(2-я редакция)
Осень: торжественно чёрное шествие по опушке леса; минуты немой разрушительности; сосредоточенный лоб прокажённого под безлистым деревом. Давно миновавший вечер нисходит по мшистым ступеням; ноябрь. Бьёт колокол, и пастух ведёт в деревню чёрных и красных коней. Под кустом орешника зелёный охотник потрошит дичь. Его руки дымятся от крови, и тень зверя вздыхает в листве, глядя поверх человека, — белеса, безгласна. Разлетевшиеся вороны; три. Их круженье подобно сонате из блёклых аккордов и мужественной тоски; тихо истаивает золотое облако. Мальчишки у мельницы жгут костёр. Пламя по-братски высвечивает одного, и он улыбается, зарываясь в свои пунцовые вихры; или это — вершина разрушительного убийства, и её обходит, раздваиваясь, кропотливый каменистый путь. Уже отцвёл барбарис, под соснами круглый год дремлет свинцовый воздух; страх, зелёная темь, задыхающееся бульканье тонущего: из звёздного пруда рыбак тянет огромную чёрную рыбину, лик жестокости и безумья. Голоса тростника, а за ними — враждебные души, и качает их в красном челне над стылой осенней водой некто, живущий в тёмных преданьях своего древнего рода, чьи глаза каменеют над ночами и девичьими страхами. Лик зла.

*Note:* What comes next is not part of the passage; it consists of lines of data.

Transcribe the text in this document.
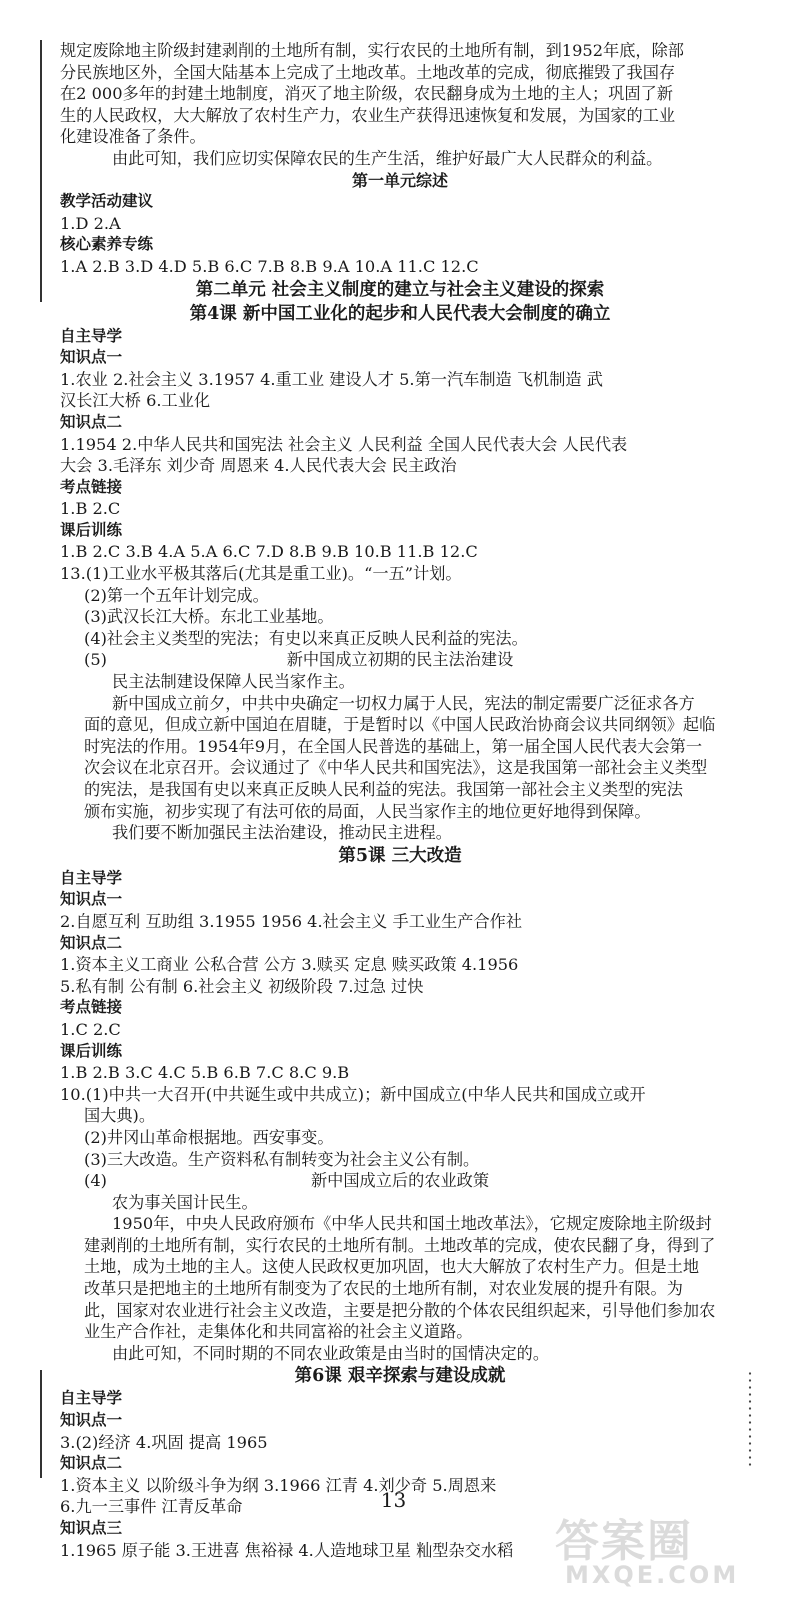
规定废除地主阶级封建剥削的土地所有制，实行农民的土地所有制，到1952年底，除部
分民族地区外，全国大陆基本上完成了土地改革。土地改革的完成，彻底摧毁了我国存
在2 000多年的封建土地制度，消灭了地主阶级，农民翻身成为土地的主人；巩固了新
生的人民政权，大大解放了农村生产力，农业生产获得迅速恢复和发展，为国家的工业
化建设准备了条件。
由此可知，我们应切实保障农民的生产生活，维护好最广大人民群众的利益。
第一单元综述
教学活动建议
1.D 2.A
核心素养专练
1.A 2.B 3.D 4.D 5.B 6.C 7.B 8.B 9.A 10.A 11.C 12.C
第二单元 社会主义制度的建立与社会主义建设的探索
第4课 新中国工业化的起步和人民代表大会制度的确立
自主导学
知识点一
1.农业 2.社会主义 3.1957 4.重工业 建设人才 5.第一汽车制造 飞机制造 武
汉长江大桥 6.工业化
知识点二
1.1954 2.中华人民共和国宪法 社会主义 人民利益 全国人民代表大会 人民代表
大会 3.毛泽东 刘少奇 周恩来 4.人民代表大会 民主政治
考点链接
1.B 2.C
课后训练
1.B 2.C 3.B 4.A 5.A 6.C 7.D 8.B 9.B 10.B 11.B 12.C
13.(1)工业水平极其落后(尤其是重工业)。“一五”计划。
(2)第一个五年计划完成。
(3)武汉长江大桥。东北工业基地。
(4)社会主义类型的宪法；有史以来真正反映人民利益的宪法。
(5)	新中国成立初期的民主法治建设
民主法制建设保障人民当家作主。
新中国成立前夕，中共中央确定一切权力属于人民，宪法的制定需要广泛征求各方
面的意见，但成立新中国迫在眉睫，于是暂时以《中国人民政治协商会议共同纲领》起临
时宪法的作用。1954年9月，在全国人民普选的基础上，第一届全国人民代表大会第一
次会议在北京召开。会议通过了《中华人民共和国宪法》，这是我国第一部社会主义类型
的宪法，是我国有史以来真正反映人民利益的宪法。我国第一部社会主义类型的宪法
颁布实施，初步实现了有法可依的局面，人民当家作主的地位更好地得到保障。
我们要不断加强民主法治建设，推动民主进程。
第5课 三大改造
自主导学
知识点一
2.自愿互利 互助组 3.1955 1956 4.社会主义 手工业生产合作社
知识点二
1.资本主义工商业 公私合营 公方 3.赎买 定息 赎买政策 4.1956
5.私有制 公有制 6.社会主义 初级阶段 7.过急 过快
考点链接
1.C 2.C
课后训练
1.B 2.B 3.C 4.C 5.B 6.B 7.C 8.C 9.B
10.(1)中共一大召开(中共诞生或中共成立)；新中国成立(中华人民共和国成立或开
国大典)。
(2)井冈山革命根据地。西安事变。
(3)三大改造。生产资料私有制转变为社会主义公有制。
(4)	新中国成立后的农业政策
农为事关国计民生。
1950年，中央人民政府颁布《中华人民共和国土地改革法》，它规定废除地主阶级封
建剥削的土地所有制，实行农民的土地所有制。土地改革的完成，使农民翻了身，得到了
土地，成为土地的主人。这使人民政权更加巩固，也大大解放了农村生产力。但是土地
改革只是把地主的土地所有制变为了农民的土地所有制，对农业发展的提升有限。为
此，国家对农业进行社会主义改造，主要是把分散的个体农民组织起来，引导他们参加农
业生产合作社，走集体化和共同富裕的社会主义道路。
由此可知，不同时期的不同农业政策是由当时的国情决定的。
第6课 艰辛探索与建设成就
自主导学
知识点一
3.(2)经济 4.巩固 提高 1965
知识点二
1.资本主义 以阶级斗争为纲 3.1966 江青 4.刘少奇 5.周恩来
6.九一三事件 江青反革命
知识点三
1.1965 原子能 3.王进喜 焦裕禄 4.人造地球卫星 籼型杂交水稻
13
答案圈
MXQE.COM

Что заставляет тебя тихо стоять на разрушенной лестнице в доме твоих предков? Свинцовая темь. Что подносишь ты серебряными руками к глазам; и никнут веки, как будто пьянеют от мака? Но и сквозь стены из камня видишь ты звёздное небо, Млечный путь, Сатурн; и он красен. Яростно бьётся о стену из камня безлистое дерево. Ты — на разрушенных ступеньках: дерево, звезда, камень. Ты — голубой зверь, что тихо дрожит; ты — бледный священник, убивающий жертву на чёрном алтаре. О, твоя улыбка во тьме, печальная и злобная, — от неё бледнеет во сне дитя. Красное пламя вырвалось из твоей руки и ночная бабочка сгорела в нём. О, флейта света; о, флейта смерти. Что заставляет тебя тихо стоять на разрушенной лестнице в доме твоих предков? Слышишь, в ворота стучит ангел хрустальным перстом?
О, преисподняя сна; тёмный переулок, увядший садик. Почти безвидна в синем вечере тень покойницы. Зелёные цветки опархивают её; она потеряла свой лик. Или он, бледный, склонился над холодным лбом убийцы в тёмном коридоре; обожанье, пурпурное пламя похоти; умирая, устремляется спящий по чёрными ступенькам во мрак.
Кто-то оставил тебя на распутье, и ты долго глядишь на пройденный путь. Серебряные шаги в тени корявых яблонек. Пурпурно светится плод в чёрных ветвях, и в траве сбрасывает свою кожу змея. О, непроглядная темь; пот, выступающий на холодном челе, и грустные грёзы спьяна в деревенском кабаке под чёрными прокуренными балками. Ты, кроме того — дикая пустыня, наволхвовавшая розовые острова из бурых табачных облаков, а из самого потаённого исторгшая дикий крик грифа, когда он возле чёрных скал обрушивается в море за добычей, — в бурю и хлад. Ты — зелёный металл с огненным ликом внутри, и он вырывается наружу, чтобы с кургана костей петь о мрачных временах и пламенном падении ангела. О, ты, отчаянье, ты с немым воплем падаешь на колени.
Мертвец навещает тебя. Из сердца течёт самотёком кровь и под чёрными бровями гнездится несказанный взгляд. Ты — пурпурная луна, когда она появляется в зелёной тени оливы. И за ней бесконечная ночь.